Bild: Standen offenbar in regem Austausch: Ayman al-Sawahri (l.) und Osama bin …
WASHINGTON taz | Der US-Geheimdienst soll in dem sichergestellten Material
aus dem Haus Osama bin Ladens dessen Notizbücher gefunden haben. Darin habe
sich der getötete Chef des Terrornetzwerks al-Qaida hauptsächlich mit den
USA befasst – was nicht weiter überraschend ist. Um so interessanter ist
der Beleg, dass bin Laden auch aus seinem Versteck in Abbottabad heraus
aktiv als Pate und Strippenzieher des Terrornetzwerks operiert haben soll.
Das handgeschriebene Notizbuch sowie eine Reihe von Computerdateien
enthielten zahlreiche Ausführungen über die Doktrin von al-Qaida und
mögliche Terrorziele sowie Angaben, wie Angriffe durchzuführen seien,
berichteten US-Medien am Donnerstag. Dabei soll bin Laden vor allem
besessen von der Idee gewesen sein, die USA erneut zu treffen. Er habe nach
Wegen gesucht, Anschläge vom Ausmaß des 11. September 2001 auszuführen,
berichtete die Washington Post.
In den Aufzeichnungen hätten die Ermittler auch die bereits bekannt
gewordenen Hinweise darauf gefunden, dass al-Qaida zum zehnten Jahrestag
von 9/11 Anschläge auf öffentliche Verkehrsmittel in den USA im Auge hatte.
Allerdings handele es sich nicht um konkrete Planungen, sondern eher um
"die Ideen" von bin Laden, wie ein anonymer US-Regierungsbeamter dem
TV-Sender CNN sagte. Auch hohe amerikanische Feiertage wie der
Unabhängigkeitstag am 4. Juli seien als mögliche Gelegenheiten für einen
Schlag genannt gewesen, teilte die US-Regierung mit.

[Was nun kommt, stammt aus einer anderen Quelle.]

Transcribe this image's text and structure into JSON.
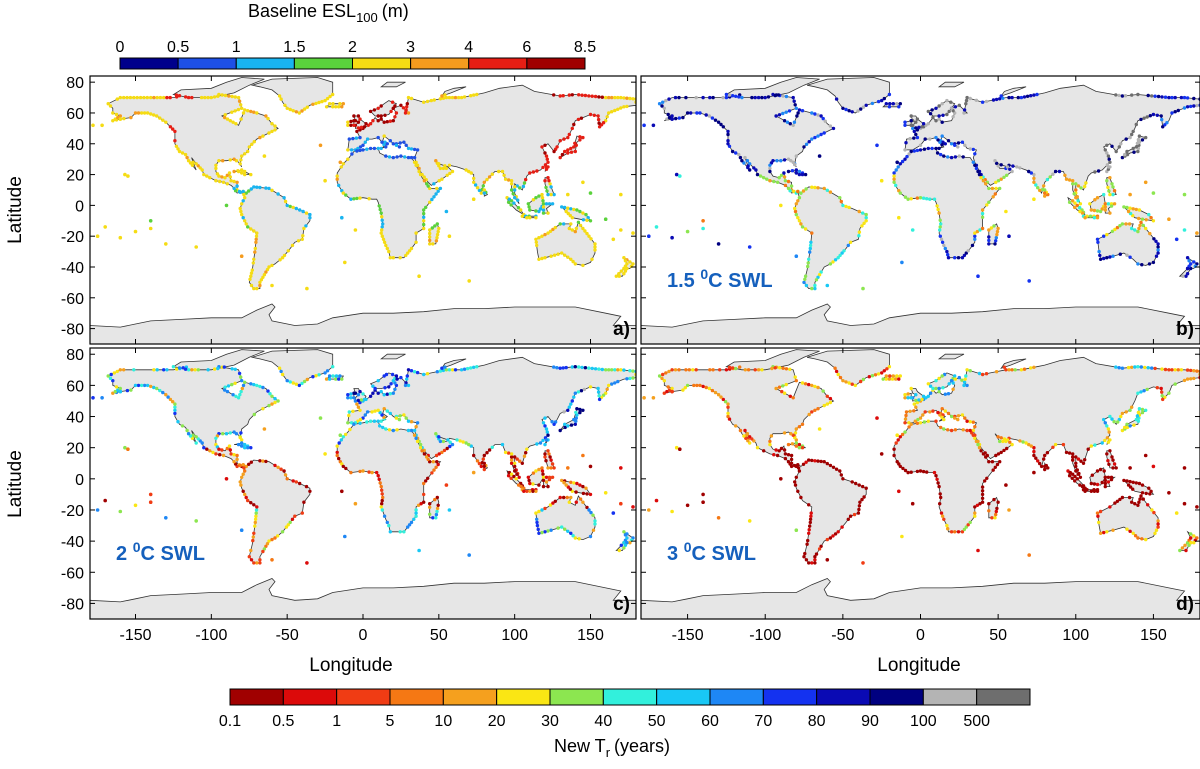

## Afroamerikaner und Latinos als Rekruten
Regelmäßig habe bin Laden eine Reihe von al-Qaida-Vertrauten kontaktiert,
darunter auch den Mann, der als sein Stellvertreter gilt, Ayman
al-Sawahiri. Bin Laden soll seine Gefolgsleute angehalten haben,
nicht-Muslime zu rekrutieren, die in den USA unterdrückt würden. Speziell
habe er Afroamerikaner oder Latinos im Visier gehabt, um mit ihrer Hilfe
"Amerika schwach zu machen", sagte ein Geheimdienstler der Washington Post.
Diese Fixierung auf die USA und die westliche Welt habe dem Terrorchef
nicht nur Freunde in den eigenen Reihen eingebracht. Einige hätten sich
statt dessen dafür ausgesprochen, weniger riskante Anschläge in Ländern wie
Somalia, Algerien oder dem Jemen auszuführen.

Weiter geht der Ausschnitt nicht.